Karl Kraus
1874-1936
  1. Il y a deux sortes d'écrivains. Ceux qui le sont, et ceux qui ne le sont pas. Chez les premiers, le fond et la forme sont ensemble comme l'âme et le corps ; chez les seconds, le fond et la forme vont ensemble comme le corps et l'habit.
    (Aphorismes, trad. Roger Lewinter, p.9, Éd. Mille et une nuits, n°198)
     
  2. On doit lire mes travaux deux fois pour s'en approcher. Mais je n'ai rien non plus contre le fait qu'on les lise trois fois. Mais je préfère qu'on ne les lise pas du tout, plutôt qu'une fois seulement. Je ne voudrais pas être responsable des congestions cérébrales d'un imbécile qui n'a pas le temps.
    (Aphorismes, trad. Roger Lewinter, p.16, Éd. Mille et une nuits, n°198)
     
  3. On doit lire tous les écrivains deux fois, les bons et les mauvais. Les uns, on les reconnaîtra ; les autres, on les démasquera.

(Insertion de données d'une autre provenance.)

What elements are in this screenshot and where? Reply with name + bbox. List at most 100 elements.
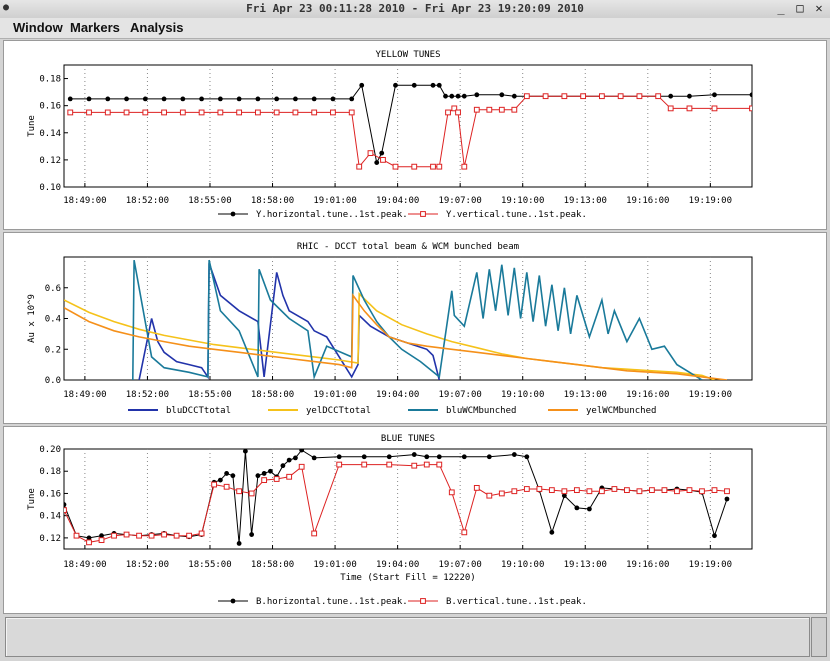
- data-point: [523, 93, 530, 100]
- x-tick-label: 19:10:00: [501, 390, 544, 400]
- plot-area: [63, 256, 753, 381]
- data-point: [749, 92, 752, 98]
- data-point: [536, 486, 543, 492]
- data-point: [445, 109, 451, 116]
- window-titlebar[interactable]: ● Fri Apr 23 00:11:28 2010 - Fri Apr 23 …: [0, 0, 830, 19]
- x-tick-label: 18:49:00: [63, 196, 106, 206]
- data-point: [711, 487, 718, 494]
- x-tick-label: 19:19:00: [689, 196, 732, 206]
- y-tick-label: 0.0: [45, 376, 61, 386]
- maximize-icon[interactable]: □: [796, 1, 804, 15]
- data-point: [393, 82, 398, 88]
- x-tick-label: 19:07:00: [438, 390, 481, 400]
- data-point: [311, 96, 317, 102]
- legend-marker: [420, 211, 426, 217]
- data-point: [99, 533, 104, 539]
- data-point: [261, 477, 268, 484]
- data-point: [687, 93, 692, 99]
- x-tick-label: 18:49:00: [63, 560, 106, 570]
- legend-label: bluWCMbunched: [446, 406, 516, 416]
- data-point: [686, 487, 693, 494]
- data-point: [724, 488, 730, 495]
- data-point: [64, 507, 67, 514]
- status-scrollbar[interactable]: [811, 617, 827, 657]
- data-point: [180, 96, 186, 102]
- data-point: [511, 488, 518, 495]
- y-tick-label: 0.10: [39, 183, 61, 193]
- data-point: [348, 109, 355, 116]
- data-point: [86, 535, 92, 541]
- data-point: [111, 532, 117, 539]
- y-tick-label: 0.14: [39, 512, 61, 522]
- rhic-beam-chart: RHIC - DCCT total beam & WCM bunched bea…: [27, 242, 753, 416]
- data-point: [86, 96, 92, 102]
- x-tick-label: 18:58:00: [251, 196, 294, 206]
- x-tick-label: 19:01:00: [313, 196, 356, 206]
- data-point: [249, 532, 255, 537]
- x-tick-label: 19:01:00: [313, 560, 356, 570]
- y-tick-label: 0.12: [39, 156, 61, 166]
- data-point: [449, 93, 455, 99]
- data-point: [173, 532, 180, 539]
- data-point: [186, 532, 192, 539]
- data-point: [293, 96, 298, 102]
- data-point: [498, 490, 505, 497]
- series-yelWCMbunched: [64, 292, 728, 380]
- data-point: [254, 109, 261, 116]
- app-icon[interactable]: ●: [3, 2, 10, 13]
- x-tick-label: 18:58:00: [251, 560, 294, 570]
- data-point: [273, 476, 280, 482]
- data-point: [411, 452, 417, 457]
- data-point: [712, 533, 717, 539]
- menu-analysis[interactable]: Analysis: [130, 20, 184, 35]
- legend-label: B.horizontal.tune..1st.peak.: [256, 597, 408, 607]
- data-point: [148, 532, 155, 539]
- data-point: [561, 493, 567, 499]
- series-bluWCMbunched: [132, 259, 703, 380]
- menu-window[interactable]: Window: [13, 20, 63, 35]
- data-point: [356, 163, 363, 170]
- yellow-tunes-chart: YELLOW TUNES Tune 0.10 0.12 0.14 0.16 0.18 18:4…: [27, 50, 753, 220]
- series-line: [64, 292, 728, 380]
- data-point: [548, 487, 555, 494]
- data-point: [699, 488, 705, 495]
- data-point: [511, 93, 517, 99]
- data-point: [524, 454, 530, 460]
- data-point: [386, 461, 393, 468]
- data-point: [86, 539, 92, 546]
- minimize-icon[interactable]: _: [777, 1, 785, 15]
- data-point: [573, 487, 580, 494]
- menu-markers[interactable]: Markers: [70, 20, 120, 35]
- chart-title: YELLOW TUNES: [375, 50, 440, 60]
- data-point: [273, 109, 280, 116]
- x-tick-label: 19:01:00: [313, 390, 356, 400]
- data-point: [311, 530, 318, 537]
- data-point: [67, 109, 74, 116]
- series-B.vertical.tune..1st.peak.: [64, 461, 730, 546]
- data-point: [198, 109, 205, 116]
- data-point: [64, 502, 67, 507]
- x-tick-label: 18:49:00: [63, 390, 106, 400]
- data-point: [411, 163, 418, 170]
- x-tick-label: 19:07:00: [438, 560, 481, 570]
- data-point: [123, 531, 130, 538]
- data-point: [223, 483, 230, 490]
- data-point: [686, 105, 693, 112]
- data-point: [430, 163, 436, 170]
- data-point: [198, 530, 205, 537]
- x-tick-label: 18:52:00: [126, 390, 169, 400]
- data-point: [255, 473, 261, 479]
- data-point: [461, 93, 467, 99]
- x-tick-label: 18:55:00: [188, 196, 231, 206]
- y-axis-label: Tune: [27, 488, 37, 510]
- data-point: [668, 93, 674, 99]
- series-line: [132, 259, 703, 380]
- window-title: Fri Apr 23 00:11:28 2010 - Fri Apr 23 19…: [246, 2, 584, 15]
- data-point: [336, 454, 342, 460]
- data-point: [411, 462, 418, 469]
- data-point: [451, 105, 458, 112]
- data-point: [711, 105, 718, 112]
- data-point: [330, 109, 336, 116]
- data-point: [636, 488, 643, 495]
- close-icon[interactable]: ✕: [815, 1, 823, 15]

    (Aphorismes, trad. Roger Lewinter, p.16, Éd. Mille et une nuits, n°198)
     
  4. Étapes de qui écrit : Au commencement, on n'y est pas habitué et, pour cette raison, ça va comme sur des roulettes. Mais ensuite, ça devient de plus en plus difficile ; et quand on s'est vraiment fait la main, alors il y a plus d'une phrase dont on ne vient pas à bout.
    (Aphorismes, trad. Roger Lewinter, p.17, Éd. Mille et une nuits, n°198)
     
  5. Un aphorisme n'a pas besoin d'être vrai, mais il doit survoler la vérité. Il doit la dépasser d'un trait.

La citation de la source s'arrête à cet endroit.